De plus à Nice il y a une politique événementielle et non culturelle, c’est-à-dire que Nice est une ville touristique plus que culturelle, il n’y a pas de ligne culturelle. Nice ville culturelle ? Aucun théâtre au monde n’a été détruit sauf en temps de guerre !
Vous vous rendez compte ?! Une ville culturelle avec les bibliothèque qui sont ouvertes de 14 h à 18h, et qui va être fermée ? Toute la zone de lecture de travail va être détruite. Sachant que dans les villes de France, dans des villes bien plus petites que Nice, les bibliothèque sont ouvertes de 10 h à 22h. Sans parler de Paris où elles sont ouvertes toute la nuit.
Ce n’est pas en détruisant des théâtres et des salles de spectacles et en fermant des bibliothèque qu’ils vont faire de Nice la capitale de la culture !
D’après vous pourquoi Nice n’a pas été acceptée comme capitale de la culture européenne ?
«Eh bien…Il y a beaucoup de villes en Europe ! (rires)

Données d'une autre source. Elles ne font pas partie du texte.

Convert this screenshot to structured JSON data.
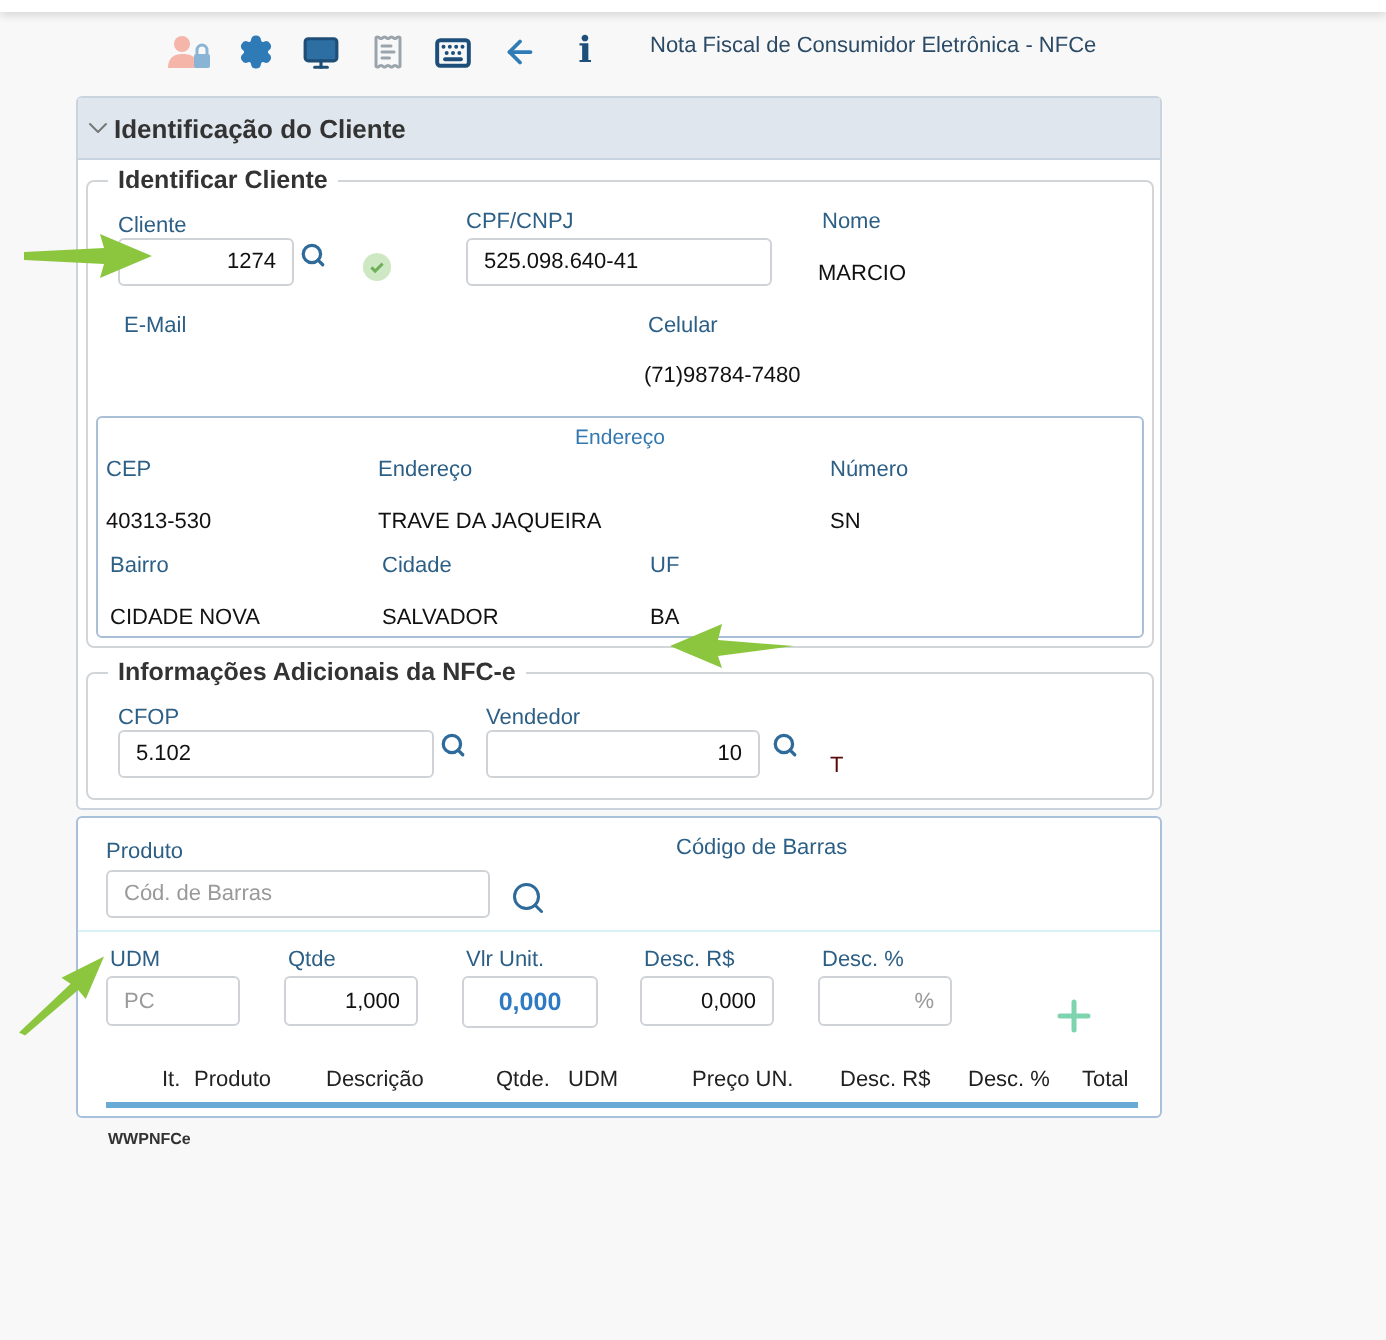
{
  "toolbar": {
    "info_glyph": "i",
    "title": "Nota Fiscal de Consumidor Eletrônica - NFCe"
  },
  "panel": {
    "title": "Identificação do Cliente",
    "expanded": true
  },
  "client": {
    "legend": "Identificar Cliente",
    "cliente": {
      "label": "Cliente",
      "value": "1274",
      "verified": true
    },
    "cpf": {
      "label": "CPF/CNPJ",
      "value": "525.098.640-41"
    },
    "nome": {
      "label": "Nome",
      "value": "MARCIO"
    },
    "email": {
      "label": "E-Mail"
    },
    "celular": {
      "label": "Celular",
      "value": "(71)98784-7480"
    },
    "address": {
      "title": "Endereço",
      "rows": [
        [
          {
            "label": "CEP",
            "value": "40313-530"
          },
          {
            "label": "Endereço",
            "value": "TRAVE DA JAQUEIRA"
          },
          {
            "label": "Número",
            "value": "SN"
          }
        ],
        [
          {
            "label": "Bairro",
            "value": "CIDADE NOVA"
          },
          {
            "label": "Cidade",
            "value": "SALVADOR"
          },
          {
            "label": "UF",
            "value": "BA"
          }
        ]
      ]
    }
  },
  "additional": {
    "legend": "Informações Adicionais da NFC-e",
    "cfop": {
      "label": "CFOP",
      "value": "5.102"
    },
    "vendedor": {
      "label": "Vendedor",
      "value": "10"
    },
    "note": "T"
  },
  "product": {
    "label": "Produto",
    "placeholder": "Cód. de Barras",
    "barcode_label": "Código de Barras",
    "fields": [
      {
        "label": "UDM",
        "placeholder": "PC"
      },
      {
        "label": "Qtde",
        "value": "1,000"
      },
      {
        "label": "Vlr Unit.",
        "value": "0,000",
        "emphasis": true
      },
      {
        "label": "Desc. R$",
        "value": "0,000"
      },
      {
        "label": "Desc. %",
        "placeholder": "%"
      }
    ],
    "columns": [
      "It.",
      "Produto",
      "Descrição",
      "Qtde.",
      "UDM",
      "Preço UN.",
      "Desc. R$",
      "Desc. %",
      "Total"
    ]
  },
  "footer": "WWPNFCe"
}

Il y a des villes plus petites que Nice comme Clermont-Ferrand qui donnent vraiment dans la culture, et qui méritent d’être remarquées ! Et puis la culture à Nice c’est assez tumultueux en ce moment ! Avec la destruction du théâtre … »
Pour vous, que devrait composer une capitale de la culture ?
Selon moi, être élue capitale de la culture c’est une récompense à une ville qui s’est investie dans la culture pendant de nombreuses années, pas une ville qui, à un moment, a fait quelque chose d’exceptionnel.
Et comment la culture trouve-t-elle sa place à Nice ?
Grâce a de nombreuses personnes qui sont investies dans la culture : des élèves, des jeunes, des artistes…
Nous avons un grand passé et un présent combatif !
Que pensez-vous de la fermeture, enfin de la destruction du théâtre ?
Eh bien tout le monde est choqué, voir un théâtre exploser littéralement…
Personnellement, je réagis de façon émotionnelle et sentimentale. La seule chose qui peut me rassurer c’est qu’on bâtit un autre théâtre… Pour faire oublier ce moment douloureux ! »
Remercements à Elise Clary , Thierry Vincent et Patrick Mottard pour leur disponibilité.